= Cartagena Manifesto =

Work written by Simón Bolívar

The Cartagena Manifesto was written by Simón Bolívar during the Colombian and Venezuelan War of Independence, after the fall of the First Republic, explaining what he believed to be the causes of this loss. It was written in Cartagena de Indias, on 15 December 1812. This is the first of Bolívar's public documents, which due to his later fame as the "Liberator of five nations," have become quite well known. The document contained the conceptual framework of his new agenda, which he then acted out in the field.

== Background ==
Prior to the document's publication, Bolívar had been an officer in the Venezuelan army.

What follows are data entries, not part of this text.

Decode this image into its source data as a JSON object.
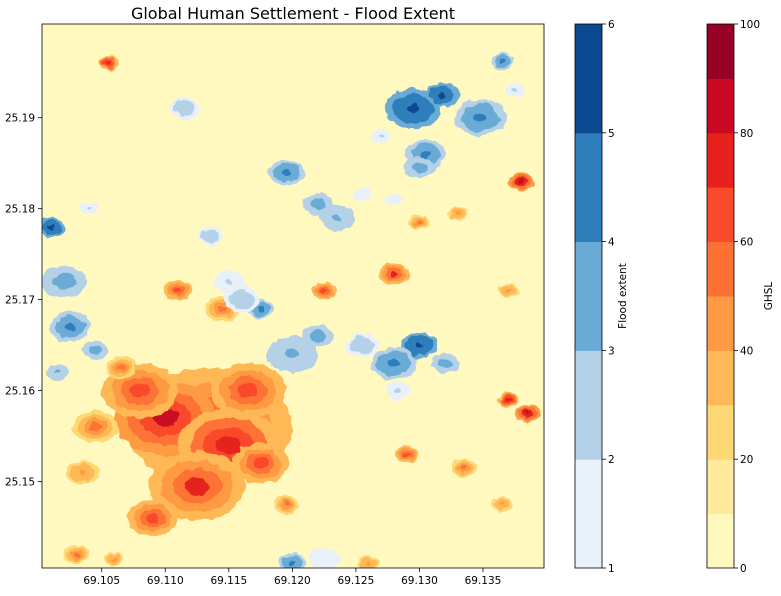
{
  "chart_data": {
    "type": "heatmap",
    "title": "Global Human Settlement - Flood Extent",
    "xlabel": "",
    "ylabel": "",
    "xlim": [
      69.1003,
      69.1398
    ],
    "ylim": [
      25.1405,
      25.2003
    ],
    "xticks": [
      "69.105",
      "69.110",
      "69.115",
      "69.120",
      "69.125",
      "69.130",
      "69.135"
    ],
    "xtick_values": [
      69.105,
      69.11,
      69.115,
      69.12,
      69.125,
      69.13,
      69.135
    ],
    "yticks": [
      "25.15",
      "25.16",
      "25.17",
      "25.18",
      "25.19"
    ],
    "ytick_values": [
      25.15,
      25.16,
      25.17,
      25.18,
      25.19
    ],
    "grid": false,
    "layers": [
      {
        "name": "GHSL",
        "colormap": "YlOrRd",
        "range": [
          0,
          100
        ],
        "hotspots": [
          {
            "x": 69.1135,
            "y": 25.156,
            "r": 0.0065,
            "v": 70
          },
          {
            "x": 69.11,
            "y": 25.157,
            "r": 0.004,
            "v": 80
          },
          {
            "x": 69.115,
            "y": 25.154,
            "r": 0.004,
            "v": 75
          },
          {
            "x": 69.1125,
            "y": 25.1495,
            "r": 0.0038,
            "v": 70
          },
          {
            "x": 69.108,
            "y": 25.16,
            "r": 0.003,
            "v": 60
          },
          {
            "x": 69.1165,
            "y": 25.16,
            "r": 0.003,
            "v": 65
          },
          {
            "x": 69.1045,
            "y": 25.156,
            "r": 0.0018,
            "v": 55
          },
          {
            "x": 69.109,
            "y": 25.146,
            "r": 0.002,
            "v": 65
          },
          {
            "x": 69.1175,
            "y": 25.152,
            "r": 0.0022,
            "v": 60
          },
          {
            "x": 69.1065,
            "y": 25.1625,
            "r": 0.0012,
            "v": 55
          },
          {
            "x": 69.1035,
            "y": 25.151,
            "r": 0.0013,
            "v": 45
          },
          {
            "x": 69.128,
            "y": 25.1728,
            "r": 0.0012,
            "v": 70
          },
          {
            "x": 69.129,
            "y": 25.153,
            "r": 0.0009,
            "v": 65
          },
          {
            "x": 69.1385,
            "y": 25.1575,
            "r": 0.001,
            "v": 85
          },
          {
            "x": 69.137,
            "y": 25.159,
            "r": 0.0008,
            "v": 75
          },
          {
            "x": 69.138,
            "y": 25.183,
            "r": 0.001,
            "v": 85
          },
          {
            "x": 69.1145,
            "y": 25.169,
            "r": 0.0014,
            "v": 55
          },
          {
            "x": 69.111,
            "y": 25.171,
            "r": 0.0011,
            "v": 60
          },
          {
            "x": 69.1225,
            "y": 25.171,
            "r": 0.001,
            "v": 60
          },
          {
            "x": 69.1055,
            "y": 25.196,
            "r": 0.0008,
            "v": 75
          },
          {
            "x": 69.1195,
            "y": 25.1475,
            "r": 0.001,
            "v": 50
          },
          {
            "x": 69.126,
            "y": 25.141,
            "r": 0.0008,
            "v": 45
          },
          {
            "x": 69.1335,
            "y": 25.1515,
            "r": 0.001,
            "v": 50
          },
          {
            "x": 69.1365,
            "y": 25.1475,
            "r": 0.0008,
            "v": 45
          },
          {
            "x": 69.103,
            "y": 25.142,
            "r": 0.001,
            "v": 50
          },
          {
            "x": 69.106,
            "y": 25.1415,
            "r": 0.0008,
            "v": 45
          },
          {
            "x": 69.137,
            "y": 25.171,
            "r": 0.0008,
            "v": 45
          },
          {
            "x": 69.13,
            "y": 25.1785,
            "r": 0.0008,
            "v": 50
          },
          {
            "x": 69.133,
            "y": 25.1795,
            "r": 0.0008,
            "v": 45
          }
        ]
      },
      {
        "name": "Flood extent",
        "colormap": "Blues",
        "range": [
          1,
          6
        ],
        "blobs": [
          {
            "x": 69.1295,
            "y": 25.191,
            "r": 0.0022,
            "v": 5.7
          },
          {
            "x": 69.1318,
            "y": 25.1925,
            "r": 0.0013,
            "v": 5.5
          },
          {
            "x": 69.1348,
            "y": 25.19,
            "r": 0.002,
            "v": 4.5
          },
          {
            "x": 69.1365,
            "y": 25.1962,
            "r": 0.0009,
            "v": 4.0
          },
          {
            "x": 69.1305,
            "y": 25.186,
            "r": 0.0016,
            "v": 4.2
          },
          {
            "x": 69.13,
            "y": 25.1845,
            "r": 0.0012,
            "v": 3.5
          },
          {
            "x": 69.1195,
            "y": 25.184,
            "r": 0.0014,
            "v": 4.5
          },
          {
            "x": 69.122,
            "y": 25.1805,
            "r": 0.0012,
            "v": 3.5
          },
          {
            "x": 69.1235,
            "y": 25.179,
            "r": 0.0014,
            "v": 3.2
          },
          {
            "x": 69.101,
            "y": 25.178,
            "r": 0.0011,
            "v": 5.5
          },
          {
            "x": 69.102,
            "y": 25.172,
            "r": 0.0018,
            "v": 3.5
          },
          {
            "x": 69.1025,
            "y": 25.167,
            "r": 0.0016,
            "v": 4.2
          },
          {
            "x": 69.1045,
            "y": 25.1645,
            "r": 0.001,
            "v": 3.8
          },
          {
            "x": 69.1175,
            "y": 25.169,
            "r": 0.0011,
            "v": 4.5
          },
          {
            "x": 69.12,
            "y": 25.164,
            "r": 0.002,
            "v": 3.2
          },
          {
            "x": 69.122,
            "y": 25.166,
            "r": 0.0012,
            "v": 3.5
          },
          {
            "x": 69.116,
            "y": 25.17,
            "r": 0.0014,
            "v": 2.5
          },
          {
            "x": 69.13,
            "y": 25.165,
            "r": 0.0014,
            "v": 5.7
          },
          {
            "x": 69.128,
            "y": 25.163,
            "r": 0.0018,
            "v": 4.4
          },
          {
            "x": 69.132,
            "y": 25.163,
            "r": 0.0011,
            "v": 3.5
          },
          {
            "x": 69.1255,
            "y": 25.165,
            "r": 0.0013,
            "v": 2.5
          },
          {
            "x": 69.1283,
            "y": 25.16,
            "r": 0.001,
            "v": 2.0
          },
          {
            "x": 69.1115,
            "y": 25.191,
            "r": 0.0012,
            "v": 2.5
          },
          {
            "x": 69.12,
            "y": 25.141,
            "r": 0.0011,
            "v": 4.0
          },
          {
            "x": 69.1225,
            "y": 25.1415,
            "r": 0.0012,
            "v": 1.8
          },
          {
            "x": 69.1135,
            "y": 25.177,
            "r": 0.001,
            "v": 2.5
          },
          {
            "x": 69.115,
            "y": 25.172,
            "r": 0.0012,
            "v": 2.0
          },
          {
            "x": 69.1015,
            "y": 25.162,
            "r": 0.0009,
            "v": 3.3
          },
          {
            "x": 69.104,
            "y": 25.18,
            "r": 0.0007,
            "v": 2.0
          },
          {
            "x": 69.1375,
            "y": 25.193,
            "r": 0.0008,
            "v": 2.0
          },
          {
            "x": 69.127,
            "y": 25.188,
            "r": 0.0008,
            "v": 2.0
          },
          {
            "x": 69.1255,
            "y": 25.1815,
            "r": 0.0007,
            "v": 1.8
          },
          {
            "x": 69.128,
            "y": 25.181,
            "r": 0.0007,
            "v": 1.8
          }
        ]
      }
    ],
    "colorbars": [
      {
        "label": "Flood extent",
        "range": [
          1,
          6
        ],
        "ticks": [
          "1",
          "2",
          "3",
          "4",
          "5",
          "6"
        ],
        "tick_values": [
          1,
          2,
          3,
          4,
          5,
          6
        ],
        "colors": [
          "#e8f0f9",
          "#b4d1e8",
          "#6aabd6",
          "#2f7ebc",
          "#0b4a90"
        ]
      },
      {
        "label": "GHSL",
        "range": [
          0,
          100
        ],
        "ticks": [
          "0",
          "20",
          "40",
          "60",
          "80",
          "100"
        ],
        "tick_values": [
          0,
          20,
          40,
          60,
          80,
          100
        ],
        "colors": [
          "#fff9bf",
          "#ffe99c",
          "#fed875",
          "#feb855",
          "#fd9a43",
          "#fd7234",
          "#f94a29",
          "#e6211e",
          "#c90823",
          "#990026"
        ]
      }
    ],
    "background_color": "#fff9bf"
  }
}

The First Republic, however, was defeated due to a number of movements that confronted and exploited each other such as the royalists who fought for the old order, the supporters of independence who fought for creole supremacy, and the pardos, blacks, and slaves who fought for their liberation. The conflict was exacerbated by a number of factors such as the shortage of provisions and the effects of the 1812 Caracas earthquake, among others. Bolivar started acting on his own, leaving La Guaira on a Spanish ship. He briefly stayed in Curaçao before finally arriving in Cartagena. He accepted a commission in the army of the United Provinces of New Granada (Colombia), which later granted him permission to lead a force to free Venezuela, in what became known as the Admirable Campaign.

== The Manifesto ==
In Cartagena Manifesto, Bolivar outlined a framework that would prevent New Granada from suffering the fate of Venezuela since the territory reproduced the prevailing pattern of colonial dissent from loyal juntas to independent governments. The political, economic, social, and natural causes which Bolivar mentioned included:

- The use of a [federal system], which Bolivar considered weak for a time of war.
- Bad administration of the public income by the republican government
- The earthquake of Caracas of 1812, which worsened the economic and political situation
- The impossibility of establishing a permanent army due to the intransigence of the general population
- The opposing influence of the Roman Catholic Church, which clandestinely promoted anti-republican views

Bolivar advocated a strong central government and powerful executive to avoid infighting between city, state, and national authorities, which in his view created stalemate, dissipating funds and energy. He stated that "the government must necessarily adjust itself, so to speak, to the context of the times, men, and circumstances in which it operates. If these are prosperous and serene, it has to be gentle and protective, but if they are calamitous and turbulent, it has to be severe and armed with a strength equal to the dangers."